In this edition there are many articles that will stimulate debate and focus minds on what has been learnt from the experience of the Ryan and Murphy Reports. I will not refer to all of them individually but I do wish to commend one further article and that is David Quinn’s piece looking at the role the media played.
It is always tempting to view the media negatively and accuse them of being biased against the Church when dealing with this issue. The Church always seems to be uncomfortable with the media and wary of any interest they may have in its work in this area. There certainly have been cases of poor reporting but we must not lose sight of the fact that the reality of what they were reporting in many instances was shocking and needed to be exposed so that it could be dealt with. David Quinn argues that the consequences of the Reports should be to galvanise the laity in the Church and to empower them to become the public face of the Church in a way that has not happened before. The Church is much more than the Bishops.
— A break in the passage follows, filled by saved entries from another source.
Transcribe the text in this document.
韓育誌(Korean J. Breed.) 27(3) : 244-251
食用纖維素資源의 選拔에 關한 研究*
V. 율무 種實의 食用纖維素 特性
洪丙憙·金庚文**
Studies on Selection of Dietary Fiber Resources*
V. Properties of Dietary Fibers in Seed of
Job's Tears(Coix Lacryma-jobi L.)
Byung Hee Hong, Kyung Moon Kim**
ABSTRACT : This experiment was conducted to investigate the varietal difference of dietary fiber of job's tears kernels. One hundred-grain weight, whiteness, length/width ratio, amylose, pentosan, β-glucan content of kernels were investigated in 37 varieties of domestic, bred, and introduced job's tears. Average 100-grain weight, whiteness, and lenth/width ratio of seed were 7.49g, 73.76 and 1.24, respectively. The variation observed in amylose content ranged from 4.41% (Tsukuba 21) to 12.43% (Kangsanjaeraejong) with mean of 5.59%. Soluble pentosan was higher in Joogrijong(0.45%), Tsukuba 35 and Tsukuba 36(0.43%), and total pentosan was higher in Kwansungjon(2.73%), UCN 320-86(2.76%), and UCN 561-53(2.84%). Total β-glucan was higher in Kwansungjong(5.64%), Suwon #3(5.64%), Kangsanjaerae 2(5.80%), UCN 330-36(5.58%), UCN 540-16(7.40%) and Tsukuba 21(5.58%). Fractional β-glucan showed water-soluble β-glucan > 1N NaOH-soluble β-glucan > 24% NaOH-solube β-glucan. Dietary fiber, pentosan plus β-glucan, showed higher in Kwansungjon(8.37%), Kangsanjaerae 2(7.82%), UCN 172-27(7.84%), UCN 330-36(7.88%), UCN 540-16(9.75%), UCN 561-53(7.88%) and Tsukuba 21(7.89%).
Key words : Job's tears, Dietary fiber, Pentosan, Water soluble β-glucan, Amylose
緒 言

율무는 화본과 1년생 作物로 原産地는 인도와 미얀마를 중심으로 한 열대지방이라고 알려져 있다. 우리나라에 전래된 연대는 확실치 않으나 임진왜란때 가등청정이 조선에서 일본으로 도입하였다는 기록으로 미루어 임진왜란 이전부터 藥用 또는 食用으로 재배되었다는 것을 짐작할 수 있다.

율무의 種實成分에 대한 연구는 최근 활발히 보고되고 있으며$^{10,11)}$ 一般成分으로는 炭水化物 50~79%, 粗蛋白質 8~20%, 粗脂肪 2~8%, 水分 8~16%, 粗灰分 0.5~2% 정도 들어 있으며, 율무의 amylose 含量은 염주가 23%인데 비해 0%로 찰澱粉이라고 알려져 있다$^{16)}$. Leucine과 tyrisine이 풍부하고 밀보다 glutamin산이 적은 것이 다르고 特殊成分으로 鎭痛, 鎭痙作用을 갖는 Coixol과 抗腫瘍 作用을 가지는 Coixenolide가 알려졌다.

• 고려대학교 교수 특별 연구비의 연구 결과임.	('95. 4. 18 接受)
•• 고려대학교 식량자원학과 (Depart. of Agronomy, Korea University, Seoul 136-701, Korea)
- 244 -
May I conclude with some personal comments which come from my experience over the last three years. Any objective observer looking at the struggles that have taken place within the Catholic Church in Ireland would be struck by the extent of the suffering and anger that has been brought to light. People were hurt that should not have been. When they had a right to expect compassion they met with indifference which further added to their hurt. Those responsible for causing the harm were not held accountable in every case. These are the ingredients of the problem.
In reflecting on this I am drawn towards the scriptural cycle of confession, repentance and forgiveness, as the basis for a new future. Without this happening, true healing will not occur. It is sad that even today and after so many painful lessons being learnt, this has not been accepted by all. There is still, in my view, some way to go before we fully achieve transparency and accountability with regard to the practice of safeguarding children within the Church in Ireland today.
The articles within this edition of the Quarterly Studies are timely and potentially very influential. Perhaps they will provide the stimulus that is needed to move the Church finally onto that pathway for a better future which entails confession, repentance and forgiveness so a fresh start can be made. Ultimately, time will tell but I do believe that a window of opportunity exists now for that to happen and it is my sincere desire that for the sake of the children it will not be missed.
One of the fundamental principles that underpin our work within the National Board for Safeguarding Children in the Catholic Church is an acceptance that by safeguarding children you also safeguard the Church. The one follows as a consequence of the other. However, if you place the protection of the Church before that of the vulnerable child, you will ultimately harm the Church. If nothing else I believe reflection upon the recent history of the Church in Ireland should have taught us the certainty of that statement.
May I again congratulate all those who have contributed to producing this excellent journal and may I close by thanking you again for the invitation to formally launch this edition this evening. I commend it to you all.